The Rocks Estate is supported in large part today by its use as a Christmas tree farm, which satisfies one of the stipulations of the gift requiring the Society to keep an active crop growing on the estate at all times.   Open to the public year round, the estate also offers a number of hiking trails and other activities which help visitors to explore the vast beauty of the property.  Visit http://www.therocks.org/ for more information.

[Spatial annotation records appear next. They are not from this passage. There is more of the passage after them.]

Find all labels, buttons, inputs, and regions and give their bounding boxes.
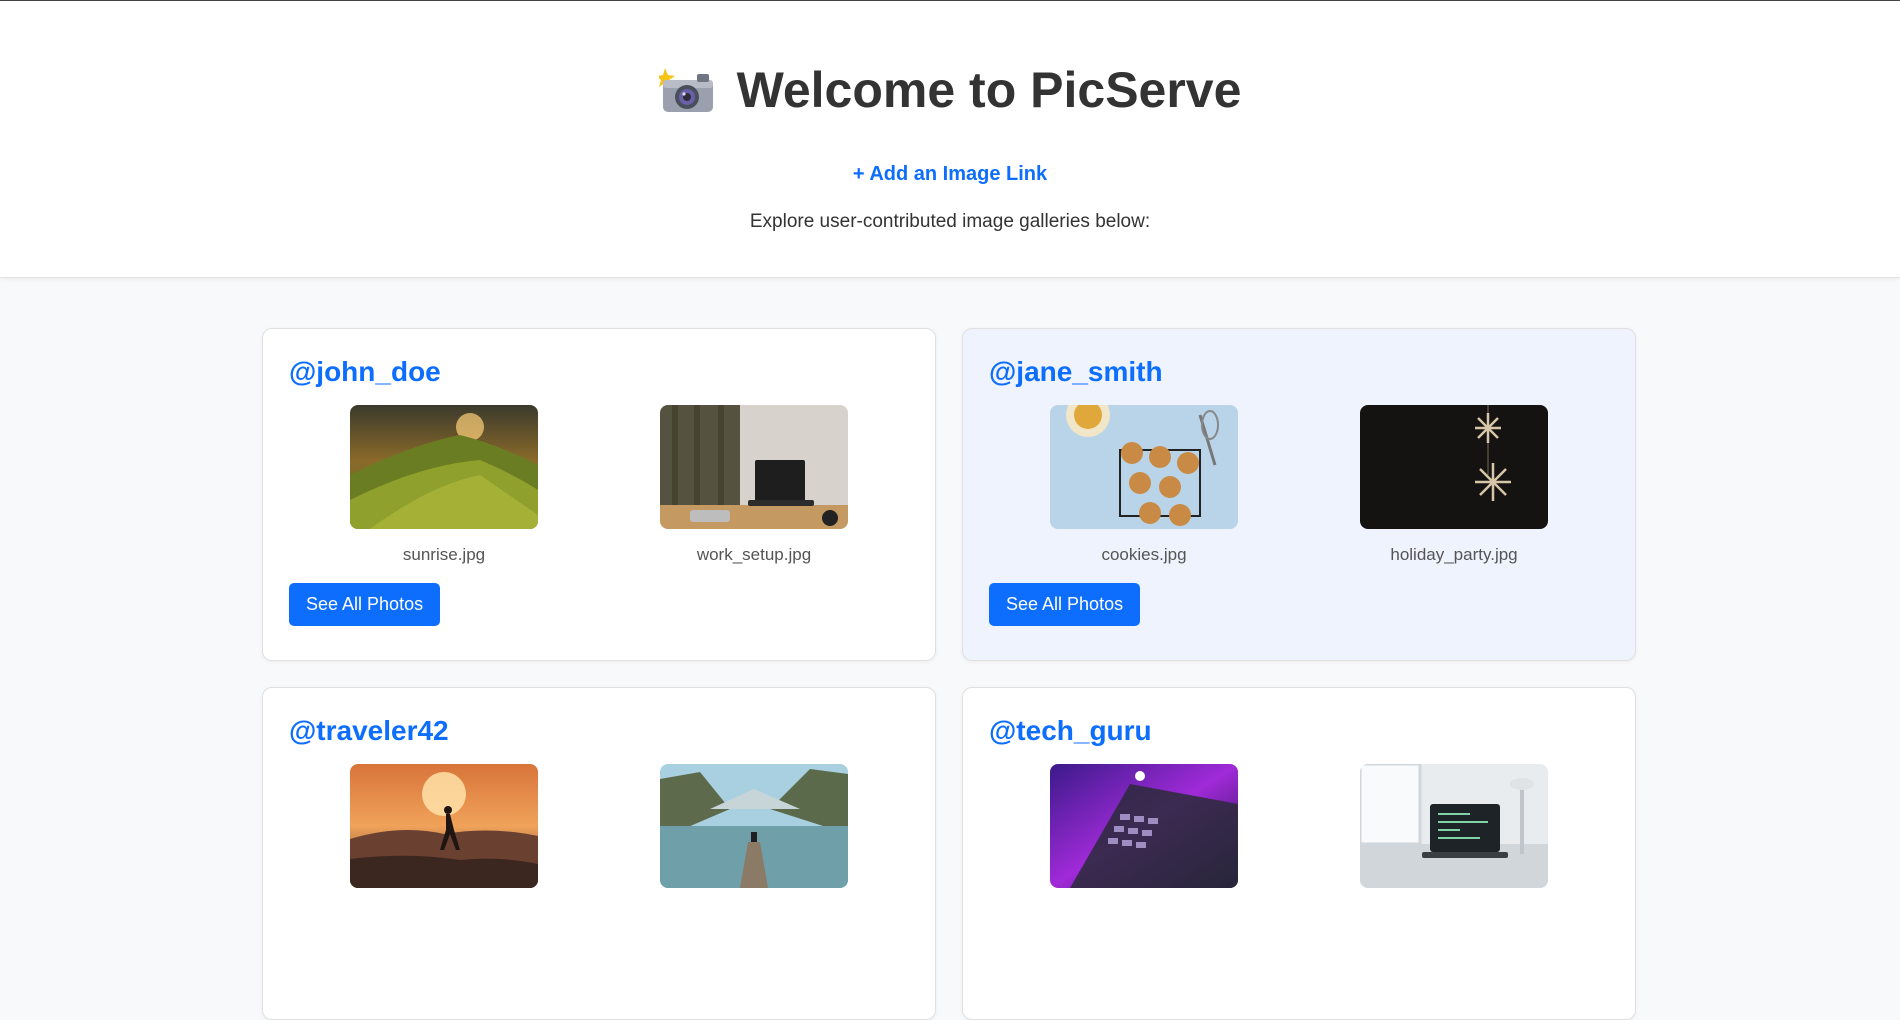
photo-thumbnail-lake-dock[interactable] (660, 764, 848, 888)
photo-thumbnail-cookies[interactable] (1050, 405, 1238, 529)
gallery-username[interactable]: @john_doe (289, 355, 909, 389)
photo-item: work_setup.jpg (599, 405, 909, 565)
gallery-username[interactable]: @traveler42 (289, 714, 909, 748)
photo-caption: work_setup.jpg (696, 545, 812, 564)
page-title-text: Welcome to PicServe (736, 62, 1242, 118)
photo-thumbnail-sunrise[interactable] (350, 405, 538, 529)
photo-thumbnail-holiday-party[interactable] (1360, 405, 1548, 529)
page-header: Welcome to PicServe + Add an Image Link … (0, 1, 1900, 278)
photo-caption: holiday_party.jpg (1390, 545, 1518, 564)
photo-thumbnail-work-setup[interactable] (660, 405, 848, 529)
gallery-card: @tech_guru (962, 687, 1636, 1020)
page-subtitle: Explore user-contributed image galleries… (749, 211, 1151, 232)
photo-row (989, 764, 1609, 904)
see-all-photos-button[interactable]: See All Photos (289, 583, 441, 626)
photo-item: sunrise.jpg (289, 405, 599, 565)
gallery-username[interactable]: @jane_smith (989, 355, 1609, 389)
photo-item (989, 764, 1299, 904)
photo-row (289, 764, 909, 904)
photo-item: holiday_party.jpg (1299, 405, 1609, 565)
photo-item (599, 764, 909, 904)
photo-item: cookies.jpg (989, 405, 1299, 565)
gallery-username[interactable]: @tech_guru (989, 714, 1609, 748)
photo-row: sunrise.jpg work_setup.jpg (289, 405, 909, 565)
photo-item (1299, 764, 1609, 904)
photo-row: cookies.jpg holiday_party.jpg (989, 405, 1609, 565)
photo-thumbnail-purple-laptop[interactable] (1050, 764, 1238, 888)
gallery-card: @jane_smith cookies.jpg holiday_party.jp… (962, 328, 1636, 661)
gallery-grid: @john_doe sunrise.jpg work_setup.jpg See… (262, 328, 1636, 1020)
photo-item (289, 764, 599, 904)
photo-thumbnail-hiker-sunset[interactable] (350, 764, 538, 888)
gallery-card: @john_doe sunrise.jpg work_setup.jpg See… (262, 328, 936, 661)
photo-caption: cookies.jpg (1101, 545, 1187, 564)
photo-thumbnail-desk-monitor[interactable] (1360, 764, 1548, 888)
photo-caption: sunrise.jpg (402, 545, 486, 564)
add-image-link[interactable]: + Add an Image Link (0, 163, 1900, 186)
camera-flash-icon (658, 68, 713, 112)
gallery-card: @traveler42 (262, 687, 936, 1020)
see-all-photos-button[interactable]: See All Photos (989, 583, 1141, 626)
page-title: Welcome to PicServe (0, 61, 1900, 119)
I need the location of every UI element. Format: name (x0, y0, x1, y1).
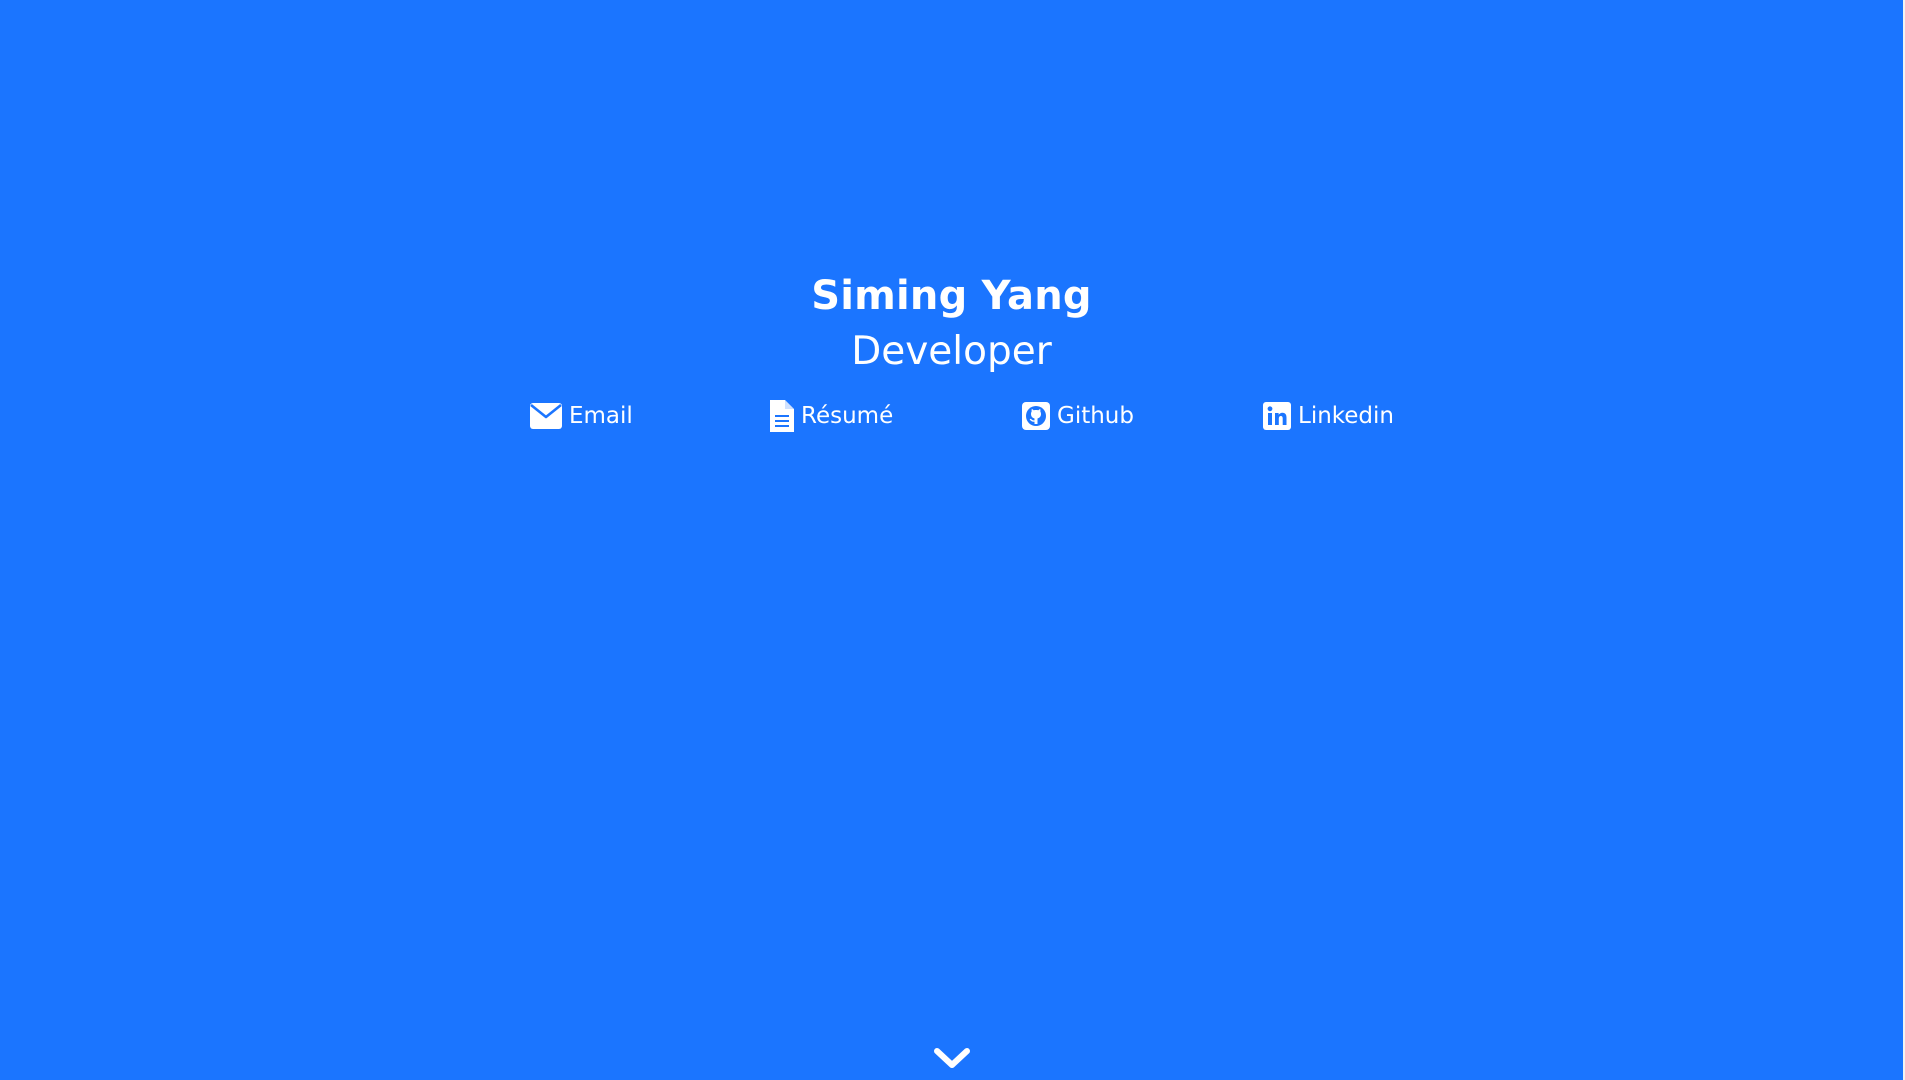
contact-links: Email Résumé Github Linkedin (0, 396, 1903, 436)
resume-link[interactable]: Résumé (770, 396, 893, 436)
linkedin-icon (1263, 402, 1291, 430)
github-link[interactable]: Github (1022, 396, 1134, 436)
resume-link-label: Résumé (801, 403, 894, 429)
linkedin-link-label: Linkedin (1298, 403, 1394, 429)
github-link-label: Github (1057, 403, 1134, 429)
email-link-label: Email (569, 403, 633, 429)
email-link[interactable]: Email (530, 396, 633, 436)
chevron-down-icon (933, 1048, 971, 1076)
envelope-icon (530, 403, 562, 429)
hero-section: Siming Yang Developer (0, 268, 1903, 380)
profile-title: Developer (851, 329, 1052, 374)
landing-page: Siming Yang Developer Email Résumé Githu… (0, 0, 1905, 1080)
linkedin-link[interactable]: Linkedin (1263, 396, 1394, 436)
github-icon (1022, 402, 1050, 430)
document-icon (770, 400, 794, 432)
profile-name: Siming Yang (811, 273, 1092, 319)
scroll-down-button[interactable] (933, 1046, 971, 1072)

At the museum, we carry on a Glessner family tradition begun more than a century ago by shipping a Christmas tree from The Rocks every year.  The Glessners originally used small table-top trees (their 1888 tree is pictured above), but by the early 1900s adopted the custom of a larger tree which they displayed in the main hall, where the museum places the tree each year.   Click on the link below to see the tree selected for this year’s celebration:

Glessner and Clarke House Museums will be decorated for Christmas from Wednesday November 23rd through Saturday December 31st.  A special part of the holiday tradition at the museums is our annual Candlelight Tours, scheduled this year for Saturday December 10 and Sunday December 11.  During these special tours, attendees will learn about Christmas traditions of the mid- to late-19th century and see both houses decorated in historically appropriate fashion.  Afterwards, participants are invited to the nearby Wheeler Mansion for refreshments.  For more information, visit http://www.glessnerhouse.org/Events.htm , or call 312-326-1480 to make reservations.

Monday, November 7, 2011

Novel on Prairie Avenue to be released in 2012

Prairie Avenue is due to receive some well-deserved attention with the release of a novel, The Pursuit of Lucy Banning, in June 2012.  The volume, book one of three in the “Avenue of Dreams” series, has just been added to the online catalog of the publisher, Fleming H. Revell. 

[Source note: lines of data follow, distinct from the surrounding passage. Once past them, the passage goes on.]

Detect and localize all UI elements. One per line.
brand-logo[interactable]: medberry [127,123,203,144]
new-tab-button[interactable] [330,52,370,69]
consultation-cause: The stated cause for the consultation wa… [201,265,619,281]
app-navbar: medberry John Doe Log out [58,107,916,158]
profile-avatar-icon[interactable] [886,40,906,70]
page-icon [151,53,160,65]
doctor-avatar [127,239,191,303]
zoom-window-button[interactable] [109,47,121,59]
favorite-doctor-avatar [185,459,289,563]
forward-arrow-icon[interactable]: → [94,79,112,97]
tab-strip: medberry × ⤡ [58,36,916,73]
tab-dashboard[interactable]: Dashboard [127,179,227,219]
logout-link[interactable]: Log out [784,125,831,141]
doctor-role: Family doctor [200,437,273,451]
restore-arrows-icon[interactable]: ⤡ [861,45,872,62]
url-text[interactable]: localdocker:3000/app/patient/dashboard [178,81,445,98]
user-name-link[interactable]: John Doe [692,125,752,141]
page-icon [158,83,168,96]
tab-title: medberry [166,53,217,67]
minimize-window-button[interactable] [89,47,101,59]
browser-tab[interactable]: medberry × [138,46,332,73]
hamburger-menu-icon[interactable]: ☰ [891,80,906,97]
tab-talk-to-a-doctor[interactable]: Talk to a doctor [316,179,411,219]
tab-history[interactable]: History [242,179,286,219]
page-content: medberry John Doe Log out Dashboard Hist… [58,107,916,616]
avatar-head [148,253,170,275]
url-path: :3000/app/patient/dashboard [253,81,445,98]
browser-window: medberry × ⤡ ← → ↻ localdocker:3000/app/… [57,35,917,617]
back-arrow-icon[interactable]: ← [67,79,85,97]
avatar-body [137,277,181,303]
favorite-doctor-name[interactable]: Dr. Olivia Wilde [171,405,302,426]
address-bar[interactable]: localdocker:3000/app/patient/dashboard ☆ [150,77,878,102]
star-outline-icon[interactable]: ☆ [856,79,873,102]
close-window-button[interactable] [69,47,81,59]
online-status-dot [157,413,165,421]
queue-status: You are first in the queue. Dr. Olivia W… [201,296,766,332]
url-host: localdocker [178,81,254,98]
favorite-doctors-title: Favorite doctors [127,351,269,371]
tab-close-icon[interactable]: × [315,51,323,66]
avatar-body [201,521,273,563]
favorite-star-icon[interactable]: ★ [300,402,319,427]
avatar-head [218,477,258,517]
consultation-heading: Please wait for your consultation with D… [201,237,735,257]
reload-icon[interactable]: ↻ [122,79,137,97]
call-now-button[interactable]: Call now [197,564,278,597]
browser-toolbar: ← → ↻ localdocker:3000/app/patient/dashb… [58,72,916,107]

The title character in the series, Lucy Banning, was born on October 8, 1871 (the same week as George Glessner, and also the date of the Great Chicago Fire), and is turning 21 at the time the novel opens.   Banning has enjoyed the privileges of a Prairie Avenue upbringing, but yearns for more than a life of ease and the obligatory marriage to a banker that her family expects.  Although the story is fictional, it is deeply rooted in the history of Prairie Avenue, with countless references to the actual people who lived on the street during its heydays in the 1890s.  Just like Arthur Meeker’s fictional Prairie Avenue, which was published in 1949, the novel brings to life the “sunny street that held the sifted few” during one of the most remarkable periods in Chicago’s history, including the World’s Columbian Exposition.

The series was conceived by Glessner/Clarke House docent Stephen Reginald in collaboration with author Olivia Newport.  Reginald did the research (including frequent inquiries to the Glessner house), and Newport did the writing and character development. 

A release party and booksigning will be held at the museum in June 2012.  If you are a fan of Prairie Avenue and Chicago history, this novel is sure to appeal to you.